Places we’ve confirmed
Pizzakaya Roppongi
Gluten-free crust California pizza (vegan cheese option)
A Roppongi institution since 1996 where homesick Americans and coeliac travellers alike crowd the bar for craft beer and proper gluten-free crust pizza topped with vegan cheese.
- Gluten-free
- Vegan
- Vegetarian
- Dairy-free
- Casual
- Solo
Mr. Farmer Omotesando
Farmer's vegan salad & vegetable omelette
A bright Omotesando flagship where a 'field evangelist' sources produce from 100 farms, plated into vivid vegan, gluten-free and athlete bowls.
- Vegetarian
- Vegan
- Gluten-free
- Casual
- Date
NO OHAGI
Seasonal ohagi & kuzumochi soy-milk shakes
A stylish little Daikanyama ohagi cafe where the rice-and-bean sweets and kuzumochi shakes are all gluten-free, vegan, dairy-free and free of white sugar.
- Gluten-free
- Vegan
- Dairy-free
- Casual
- Solo
Juwari Soba Tokyo Basso
Three styles of juwari soba (inaka, sarashina, dattan)
A specialist serving juwari (100% buckwheat) soba with no wheat flour, so the noodles themselves are naturally gluten-free. Note the standard dipping sauce/soba-yu and a shared kitchen mean it is not certified celiac-safe; confirm the tsuyu if you are highly sensitive.
- Gluten-free
- Casual
- Solo
Sources
FAQ
- Is soy sauce gluten free in Japan?
- No. Standard Japanese soy sauce is brewed with wheat and appears in most sauces, marinades and dashi. Carry a small bottle of gluten-free tamari, and still check the label, since some tamari contains a little wheat.

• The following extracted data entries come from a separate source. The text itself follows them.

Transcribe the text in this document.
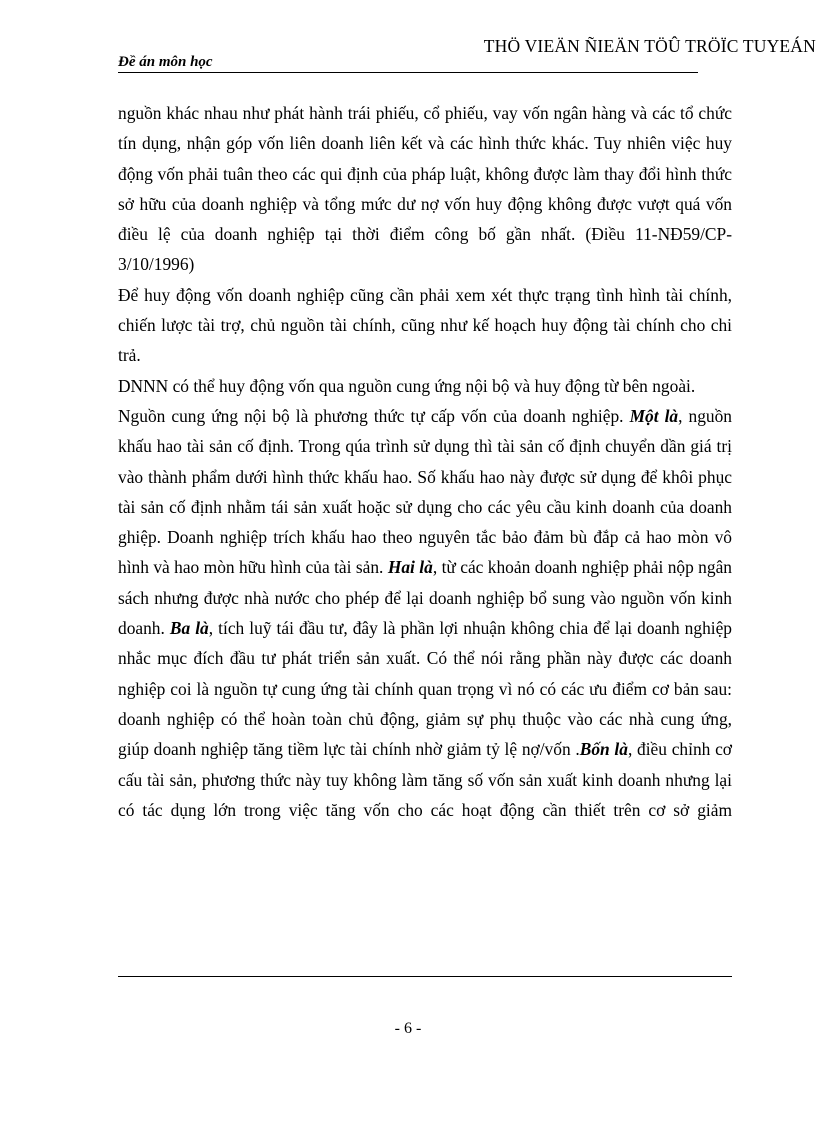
THÖ VIEÄN ÑIEÄN TÖÛ TRÖÏC TUYEÁN
Đề án môn học

nguồn khác nhau như phát hành trái phiếu, cổ phiếu, vay vốn ngân hàng và các tổ chức tín dụng, nhận góp vốn liên doanh liên kết và các hình thức khác. Tuy nhiên việc huy động vốn phải tuân theo các qui định của pháp luật, không được làm thay đổi hình thức sở hữu của doanh nghiệp và tổng mức dư nợ vốn huy động không được vượt quá vốn điều lệ của doanh nghiệp tại thời điểm công bố gần nhất. (Điều 11-NĐ59/CP-3/10/1996)

Để huy động vốn doanh nghiệp cũng cần phải xem xét thực trạng tình hình tài chính, chiến lược tài trợ, chủ nguồn tài chính, cũng như kế hoạch huy động tài chính cho chi trả.

DNNN có thể huy động vốn qua nguồn cung ứng nội bộ và huy động từ bên ngoài.

Nguồn cung ứng nội bộ là phương thức tự cấp vốn của doanh nghiệp. Một là, nguồn khấu hao tài sản cố định. Trong qúa trình sử dụng thì tài sản cố định chuyển dần giá trị vào thành phẩm dưới hình thức khấu hao. Số khấu hao này được sử dụng để khôi phục tài sản cố định nhằm tái sản xuất hoặc sử dụng cho các yêu cầu kinh doanh của doanh ghiệp. Doanh nghiệp trích khấu hao theo nguyên tắc bảo đảm bù đắp cả hao mòn vô hình và hao mòn hữu hình của tài sản. Hai là, từ các khoản doanh nghiệp phải nộp ngân sách nhưng được nhà nước cho phép để lại doanh nghiệp bổ sung vào nguồn vốn kinh doanh. Ba là, tích luỹ tái đầu tư, đây là phần lợi nhuận không chia để lại doanh nghiệp nhắc mục đích đầu tư phát triển sản xuất. Có thể nói rằng phần này được các doanh nghiệp coi là nguồn tự cung ứng tài chính quan trọng vì nó có các ưu điểm cơ bản sau: doanh nghiệp có thể hoàn toàn chủ động, giảm sự phụ thuộc vào các nhà cung ứng, giúp doanh nghiệp tăng tiềm lực tài chính nhờ giảm tỷ lệ nợ/vốn .Bốn là, điều chỉnh cơ cấu tài sản, phương thức này tuy không làm tăng số vốn sản xuất kinh doanh nhưng lại có tác dụng lớn trong việc tăng vốn cho các hoạt động cần thiết trên cơ sở giảm

- 6 -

- Can coeliacs eat sushi and sashimi?
- Sashimi is naturally safe. Sushi rice, seasoned with vinegar, is usually fine, but the dipping soy sauce is the real risk and imitation crab often contains wheat — bring your own gluten-free tamari.
- Is juwari soba safe for coeliacs?
- Juwari means 100% buckwheat, so the flour itself has no wheat. The catch is that most soba shops boil their noodles in water shared with wheat noodles, so ask about cross-contamination before ordering.